Where to Stay (If Not Camping)
- Minshuku around Nenba and the lake edge. Family-run, ¥7,000–¥12,000 per person with two meals. Book by phone.
- PICA Saiko pao tents and cabins. The middle-ground option — more comfortable than tent camping, more atmospheric than a hotel.
- Hotels on the Kawaguchiko side. 15 minutes by car. See our Mt. Fuji hub for picks like Kukuna, Fufu Kawaguchiko, and Kozantei Ubuya.
Compare rates on Agoda, Booking.com, or Expedia.

Frequently Asked Questions
Is Saiko worth visiting over Kawaguchiko?
They’re different products. Kawaguchiko is for the Fuji-and-hotel experience. Saiko is for campers, paddlers, and people who prefer quiet. If you’re in the area for two nights, do both. If you only have a day, Kawaguchiko covers more ground.
Can I see Mt. Fuji from Saiko?
Yes — but essentially from one location. Nenba-hama on the west shore is the only spot with a full, unobstructed view of the mountain. The rest of the lake is shielded by the forested Aokigahara ridge. This is a feature, not a bug, if you’re chasing a specific Fuji composition.
Which Saiko campground should I book?
Depends on how you camp. PICA Saiko for comfort and amenities, Hamayou for SUP-and-kayak, Jiyu for the quietest site, and Kohan for the cheapest walk-up option. All four are within 2–5 minutes of each other on the northwest shore.
Can I swim in Lake Saiko?
Yes, in the marked swim zone at Nenba-hama. The water is cold — surface temperature around 22°C at peak summer and 10°C in autumn. SUP and canoe areas overlap with the designated swim zone; motorboats are restricted in most of the lake.
Is the Aokigahara forest really around the lake?
Yes. The 864 AD Jogan lava flow, which split Seno-umi into Saiko and Shojiko, became the bedrock of the Aokigahara “sea of trees.” The forest reaches the southern and western edges of Saiko directly. The Saiko Bat Cave and the Fugaku Wind Cave are both inside the forest and can be visited safely.
Are the Kunimasu fish on display somewhere?
Live specimens are in restricted, limited-public-access aquarium programs only (not on general display at the lake).

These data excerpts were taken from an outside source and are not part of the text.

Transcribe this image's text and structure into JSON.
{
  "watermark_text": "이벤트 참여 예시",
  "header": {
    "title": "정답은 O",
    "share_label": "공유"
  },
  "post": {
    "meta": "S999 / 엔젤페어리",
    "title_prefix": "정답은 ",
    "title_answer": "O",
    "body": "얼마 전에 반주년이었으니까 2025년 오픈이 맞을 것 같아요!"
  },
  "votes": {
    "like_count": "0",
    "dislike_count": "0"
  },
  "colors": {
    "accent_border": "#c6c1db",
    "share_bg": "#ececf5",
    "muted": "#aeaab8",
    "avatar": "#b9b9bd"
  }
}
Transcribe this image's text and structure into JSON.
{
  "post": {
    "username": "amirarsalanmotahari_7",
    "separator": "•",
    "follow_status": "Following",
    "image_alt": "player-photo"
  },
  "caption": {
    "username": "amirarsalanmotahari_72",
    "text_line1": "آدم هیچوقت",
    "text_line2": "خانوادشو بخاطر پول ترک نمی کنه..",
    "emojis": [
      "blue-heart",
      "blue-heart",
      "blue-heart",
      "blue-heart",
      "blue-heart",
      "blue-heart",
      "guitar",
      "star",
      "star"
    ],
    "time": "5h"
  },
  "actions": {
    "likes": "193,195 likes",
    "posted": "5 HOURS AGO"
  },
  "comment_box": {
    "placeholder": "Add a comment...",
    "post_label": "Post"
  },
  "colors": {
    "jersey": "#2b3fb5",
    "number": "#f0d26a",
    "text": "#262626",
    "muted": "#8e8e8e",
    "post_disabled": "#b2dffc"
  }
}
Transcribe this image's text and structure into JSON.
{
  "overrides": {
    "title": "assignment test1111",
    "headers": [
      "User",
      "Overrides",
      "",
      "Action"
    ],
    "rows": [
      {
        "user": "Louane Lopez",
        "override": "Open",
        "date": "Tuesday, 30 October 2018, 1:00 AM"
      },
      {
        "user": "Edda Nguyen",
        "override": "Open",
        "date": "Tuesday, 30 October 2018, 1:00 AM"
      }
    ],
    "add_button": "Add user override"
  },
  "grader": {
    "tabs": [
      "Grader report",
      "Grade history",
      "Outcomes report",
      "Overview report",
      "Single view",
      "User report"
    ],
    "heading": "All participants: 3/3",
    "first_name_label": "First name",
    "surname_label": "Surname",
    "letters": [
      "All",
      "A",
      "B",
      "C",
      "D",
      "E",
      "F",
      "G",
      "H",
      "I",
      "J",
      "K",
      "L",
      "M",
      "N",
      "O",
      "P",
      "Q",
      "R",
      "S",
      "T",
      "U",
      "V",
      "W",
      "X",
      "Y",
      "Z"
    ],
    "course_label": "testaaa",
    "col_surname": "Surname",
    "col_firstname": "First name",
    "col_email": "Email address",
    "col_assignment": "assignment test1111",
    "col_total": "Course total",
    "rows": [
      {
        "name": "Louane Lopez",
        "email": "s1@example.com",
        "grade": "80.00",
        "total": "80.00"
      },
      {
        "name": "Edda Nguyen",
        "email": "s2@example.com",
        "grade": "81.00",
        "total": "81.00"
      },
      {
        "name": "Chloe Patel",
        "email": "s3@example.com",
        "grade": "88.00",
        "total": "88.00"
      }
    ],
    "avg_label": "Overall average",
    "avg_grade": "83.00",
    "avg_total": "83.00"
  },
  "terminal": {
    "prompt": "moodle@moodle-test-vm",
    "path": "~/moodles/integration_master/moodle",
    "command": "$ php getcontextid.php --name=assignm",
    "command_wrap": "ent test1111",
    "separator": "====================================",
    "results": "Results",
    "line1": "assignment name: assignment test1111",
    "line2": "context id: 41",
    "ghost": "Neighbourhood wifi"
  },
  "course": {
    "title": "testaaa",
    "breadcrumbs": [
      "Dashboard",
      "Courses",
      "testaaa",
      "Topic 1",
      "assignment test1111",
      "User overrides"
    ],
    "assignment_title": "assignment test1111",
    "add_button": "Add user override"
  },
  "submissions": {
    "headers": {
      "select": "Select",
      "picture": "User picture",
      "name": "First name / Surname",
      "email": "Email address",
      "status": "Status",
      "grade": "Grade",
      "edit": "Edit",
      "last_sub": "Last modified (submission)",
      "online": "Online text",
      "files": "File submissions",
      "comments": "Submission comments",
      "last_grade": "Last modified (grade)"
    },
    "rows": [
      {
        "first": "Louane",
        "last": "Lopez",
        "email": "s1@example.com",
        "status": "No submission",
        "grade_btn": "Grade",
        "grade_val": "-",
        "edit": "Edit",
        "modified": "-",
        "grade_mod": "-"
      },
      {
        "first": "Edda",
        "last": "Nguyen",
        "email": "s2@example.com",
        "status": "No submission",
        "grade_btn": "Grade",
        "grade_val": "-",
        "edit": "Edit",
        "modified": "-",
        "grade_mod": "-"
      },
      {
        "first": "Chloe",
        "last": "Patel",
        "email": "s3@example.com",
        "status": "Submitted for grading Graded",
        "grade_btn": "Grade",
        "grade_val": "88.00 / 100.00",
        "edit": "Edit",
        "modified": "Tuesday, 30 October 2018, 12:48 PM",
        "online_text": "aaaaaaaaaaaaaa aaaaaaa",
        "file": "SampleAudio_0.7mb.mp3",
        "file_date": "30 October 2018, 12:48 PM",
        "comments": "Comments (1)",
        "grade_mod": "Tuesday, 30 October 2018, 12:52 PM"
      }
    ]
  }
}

The Yamanashi Prefectural Fisheries Research Station and a small exhibit at the Kawaguchiko-side Saiko Visitor Center cover the story. For most visitors, the rediscovery is a good story to know, not a fish you’ll personally see.
When’s the best season to visit?
Late April to early November for the full lake experience — camping, paddling, clear Fuji mornings, late shidare cherries at the Iyashi no Sato next door. November for autumn color at Koyodai. Winter is quiet but several facilities close or reduce hours; confirm ahead.
Final Take
Saiko is the Fuji lake that most people look at across the water but never actually visit. That’s the appeal. You trade the boat docks, the lakeside Starbucks, and the fifty photo spots at Kawaguchiko for one clean Fuji viewpoint, four serious campgrounds, a forest older than half the country, and the strange fact that the water you’re paddling on contains the last known survivors of a species the rest of Japan gave up on eighty years ago.
Book a campsite, pack a stove, and aim for the first Tuesday after a holiday weekend. The lake tends to be empty by then.
Last updated: April 2026. Hours, fees, and access verified against Yamanashi Prefecture Tourism, Fujisan.ne.jp, and each campground’s official booking page at time of writing. The Saiko Bat Cave has had inconsistent winter-hours information across English and Japanese sources — call 0555-82-3111 before a winter visit.